Première collection automne 47 : le newlook (Dior) © Françoise Thibaut
Jeanne Lanvin, elle aussi née pauvre le 1er janvier 1867, est « arpète » à 13 ans chez Boni modiste, loge dans l’atelier, fait les livraisons, le ménage ; avec quelques économies et un crédit chez les fournisseurs, elle ouvre sa propre boutique de mode en 1890, rue Boissy d’Anglas : elle a 23 ans ; sa clientèle s’élargit, la fait pénétrer dans le « beau monde » où elle rencontre un bel italien dont elle a une fille, Marie-Laure, source de toute son ambition, qui deviendra comtesse de Polignac. Habillant sa gamine, elle crée de jolies robes « jeunes » qui séduisent ses riches clientes, devient peu à peu couturière sans l’avoir prémédité, spécialiste de la couture « jeune fille ». Célèbre dès avant la Grande Guerre, la pénurie l’incite à avoir sa propre usine de teinturerie. Les Années 20 la consacrent, elle diversifie ses activités, épaulée par sa famille, crée Jeanne Lanvin S.A. en 1927, ouvre des succursales à Deauville, Biarritz, Monaco, impose le tailleur agrémenté d’un chemisier souple. Elle, c’est Zola qu’elle lit à ses ouvrières.

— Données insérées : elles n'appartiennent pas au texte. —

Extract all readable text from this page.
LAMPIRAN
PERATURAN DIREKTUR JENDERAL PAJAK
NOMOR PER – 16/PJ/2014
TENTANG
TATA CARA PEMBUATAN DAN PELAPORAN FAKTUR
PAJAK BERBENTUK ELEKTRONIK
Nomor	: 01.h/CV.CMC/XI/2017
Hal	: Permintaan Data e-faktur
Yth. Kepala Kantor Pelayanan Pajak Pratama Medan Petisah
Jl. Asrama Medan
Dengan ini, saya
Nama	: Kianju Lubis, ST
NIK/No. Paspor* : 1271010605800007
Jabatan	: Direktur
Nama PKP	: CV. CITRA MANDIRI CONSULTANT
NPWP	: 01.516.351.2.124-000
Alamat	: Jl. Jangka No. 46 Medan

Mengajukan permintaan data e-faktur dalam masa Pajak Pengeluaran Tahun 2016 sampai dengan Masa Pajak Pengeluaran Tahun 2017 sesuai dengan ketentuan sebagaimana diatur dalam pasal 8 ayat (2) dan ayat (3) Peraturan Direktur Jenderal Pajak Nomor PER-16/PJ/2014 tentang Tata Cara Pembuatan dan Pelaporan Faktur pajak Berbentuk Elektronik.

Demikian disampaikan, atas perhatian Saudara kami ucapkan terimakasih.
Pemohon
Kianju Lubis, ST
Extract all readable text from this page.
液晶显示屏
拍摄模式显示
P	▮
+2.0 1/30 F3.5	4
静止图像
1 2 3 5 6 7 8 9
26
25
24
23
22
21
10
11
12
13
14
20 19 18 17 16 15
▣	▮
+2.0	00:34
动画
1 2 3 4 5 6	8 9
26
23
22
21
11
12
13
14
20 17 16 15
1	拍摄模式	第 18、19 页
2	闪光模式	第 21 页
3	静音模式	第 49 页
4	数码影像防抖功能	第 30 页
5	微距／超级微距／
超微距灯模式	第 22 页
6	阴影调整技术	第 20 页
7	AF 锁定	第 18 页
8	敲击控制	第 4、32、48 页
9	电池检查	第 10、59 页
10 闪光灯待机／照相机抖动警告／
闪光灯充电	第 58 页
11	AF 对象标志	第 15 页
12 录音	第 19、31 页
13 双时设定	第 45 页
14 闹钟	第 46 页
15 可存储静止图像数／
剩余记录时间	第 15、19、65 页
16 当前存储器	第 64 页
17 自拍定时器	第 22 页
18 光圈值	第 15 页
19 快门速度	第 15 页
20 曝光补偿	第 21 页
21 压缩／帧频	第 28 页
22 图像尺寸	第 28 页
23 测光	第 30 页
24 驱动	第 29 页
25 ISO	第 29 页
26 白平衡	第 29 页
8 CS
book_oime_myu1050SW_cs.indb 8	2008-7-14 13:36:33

L’idée géniale de Jeanne Lanvin, tout comme celle de Gabrielle Chanel qui inventa ce concept en 1924 avec son Numéro 5, est de financer la couture qui est dispendieuse et rapporte peu, assise sur une clientèle restreinte, par la création de parfums, dont les prix plus abordables, dispensent du rêve à un public large et plus modeste : « Arpège » voit le jour en 1927, et ne cessera jamais de tenir le haut du pavé, concurrent direct du N°5.
C’est cette dimension qui manqua sans doute à Madeleine Vionnet. Toutes les 3 se lancèrent aussi dans un « prêt à porter » vendu en boutique et non sur mesure, directement inspiré des modèles Haute Couture, destiné aux femmes des classes moyennes. C’est en cela qu’elles furent pionnières, faisant descendre leurs créations dans la rue par un subterfuge économique. A elles 3, dans les années 30, elles donnent du travail à plus de 40.000 personnes.
Dior 47-48 © Françoise Thibaut
Après la Seconde Guerre Mondiale, les temps ont changé : Jeanne disparaît en 1946 mais confie sa maison à ses neveux ; la clientèle américaine est là, il suffit de tendre la main et d’avoir l’imagination de s’allier à un créateur de génie : Antonio Canoyas del Castillo. La Maison Jeanne Lanvin devient Lanvin-Castillo, devenue plus que centenaire, à la fois survivante d’une ère de folie créatrice et promotrice d’une démocratisation du luxe.
Christian Dior et un de ses modèles dans les années 50.